Pour l’Irlandais la solution serait que le Basque dispute plus d’épreuves des circuits historiques. « Jon (Rahm) devrait jouer plus régulièrement sur le DP World Tour. Parce que cela l’aiderait à être un meilleur compétiteur quand il s’agira des tournois Majeurs. C’est mon avis. »
Je ne crois pas que cela a été pour eux la meilleure des préparations quand, dans le même temps, les joueurs du PGA Tour se sont frottés au TPC Sawgrass (Players Championship) quelques jours après Bay Hill (Arnold Palmer Invitational).
Sir Nick Faldo
Justement. La situation délicate que traverse Jon Rahm, notamment vis-à-vis du DP World Tour et de son éligibilité pour la prochaine Ryder Cup à Adare Manor est aussi – peut-être – une explication à ce premier tour complètement raté. C’est ce qu’avance en tout cas Sir Nick Faldo sur Sky Sports.

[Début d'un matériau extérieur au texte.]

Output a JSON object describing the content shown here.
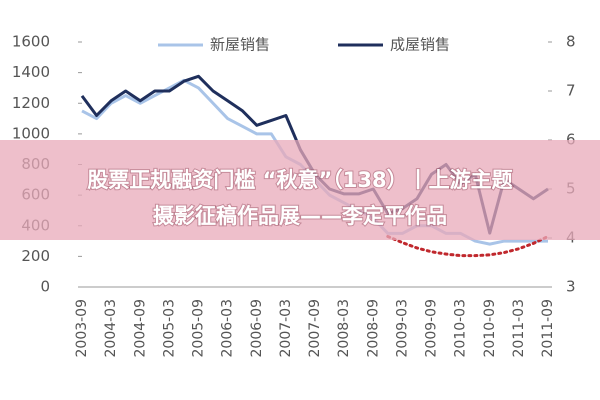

« Jon mène ses combats avec le DP World Tour concernant les affaires de la Ryder Cup, souffle le triple vainqueur de la veste verte. Peut-être que cela l’a affecté. Et puis ils débarquent de tournois sur le LIV où le score pour gagner tourne autour de -25. Ici, ce n’est pas possible. Je ne crois pas que cela a été pour eux la meilleure des préparations quand, dans le même temps, les joueurs du PGA Tour se sont frottés au TPC Sawgrass (Players Championship) quelques jours après Bay Hill (Arnold Palmer Invitational). »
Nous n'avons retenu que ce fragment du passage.